Big Data is Only Beneficial if You Know What to Do With It
Big data continues to be a big topic for businesses, as organizations stand to gain much from analyzing data and identifying trends. This can help you understand how your business will function in the future, but there are two topics of concern that you need to consider before using the data: how exactly do you want to use the data, and will the data that you’ve collected help you in achieving that goal?
Big data, according to Gartner’s IT glossary, is “high-volume, high-velocity and/or high-variety information assets that demand cost-effective, innovative forms of information processing that enable enhanced insight, decision making, and process automation.” Organizations collect data and use analytical tools to discover trends and other useful information that can be used to augment their business endeavor. Of course, there will always be one thing that holds back any business that collects data for this intention, and that’s the data itself. Is it even useful for its intended purpose?

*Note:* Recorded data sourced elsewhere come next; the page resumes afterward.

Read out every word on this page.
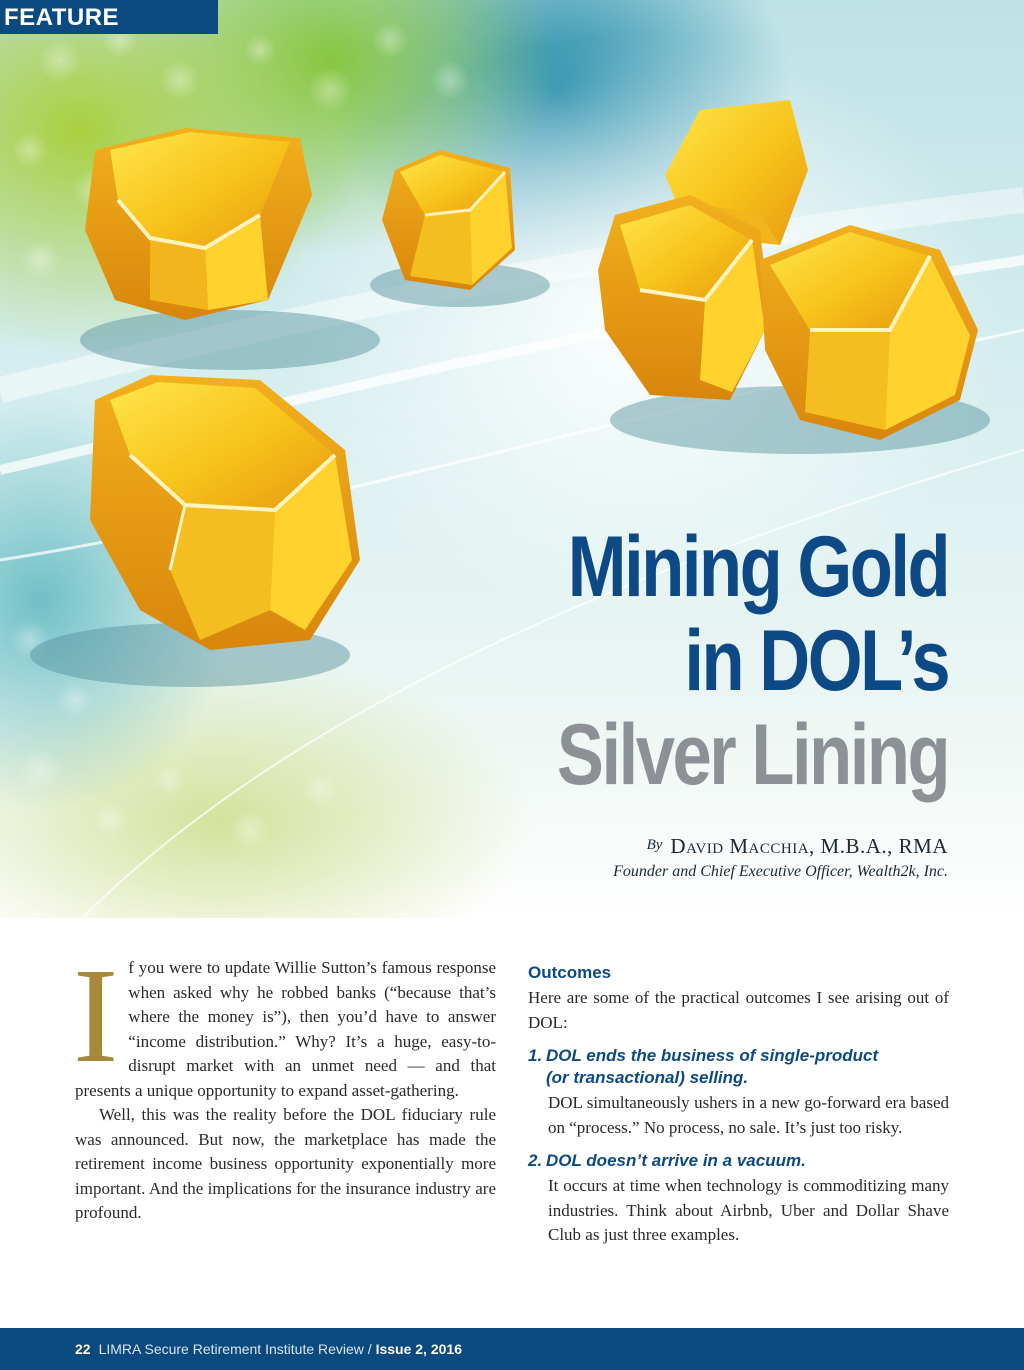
FEATURE
Mining Gold
in DOL’s
Silver Lining
By David Macchia, M.B.A., RMA
Founder and Chief Executive Officer, Wealth2k, Inc.
I f you were to update Willie Sutton’s famous response when asked why he robbed banks (“because that’s where the money is”), then you’d have to answer “income distribution.” Why? It’s a huge, easy-to-disrupt market with an unmet need — and that presents a unique opportunity to expand asset-gathering.

Well, this was the reality before the DOL fiduciary rule was announced. But now, the marketplace has made the retirement income business opportunity exponentially more important. And the implications for the insurance industry are profound.

Outcomes

Here are some of the practical outcomes I see arising out of DOL:

1. DOL ends the business of single-product
(or transactional) selling.

DOL simultaneously ushers in a new go-forward era based on “process.” No process, no sale. It’s just too risky.

2. DOL doesn’t arrive in a vacuum.

It occurs at time when technology is commoditizing many industries. Think about Airbnb, Uber and Dollar Shave Club as just three examples.

22 LIMRA Secure Retirement Institute Review / Issue 2, 2016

It’s actually quite simple. You can collect as much data as you want, but how useful that data is for your organization could be up for debate. For example, a restaurant using surveys to track what kind of meals its customers like would be an effective way to introduce new and exciting dishes, while tracking what they wear and how they act likely won’t prove to be of much help. Basically, you want solid feedback that helps you provide better services to your existing customers, and data that can help you better target new clients.
In other words, your organization wants to collect data that helps you better target your audience and provide better services. Therefore, you’ll need big data that takes into account both your current audience and your target audience. Information that’s outside of this realm doesn’t help you at all.
Of course, big data doesn’t always seem to work as intended. Tom Goodwin at Forbes makes a claim that the human condition is counterproductive to big data, and that our behavior is often too unpredictable to fully use big data to its greatest potential: “Big Data doesn’t get how weird we are. Big data can’t explain how I can be a Guardian reading, Whole Foods loving, Golf playing guy that owns an old lowered plastidipped BMW with spinning chrome wheels. Well, I know I can’t. People are irrational, they do things for strange reasons that even they don’t understand. They may explain it, but they will post rationalize to seem more logical.”
Ultimately, big data means more than just analyzing data that’s collected, and your success with it may rely on what you choose to do with it. While you can potentially predict shifts in your industry, it’s important to take the results with a grain of salt. There will always be exceptions to the norm, and you need to take this into account. That’s just how we are as individuals, and until an algorithm can understand that, big data will be an interesting way to “almost” guess an outcome. Think of it as an educated guess; it might be right, but then again, it might not be.
So, how does your business use big data to its advantage?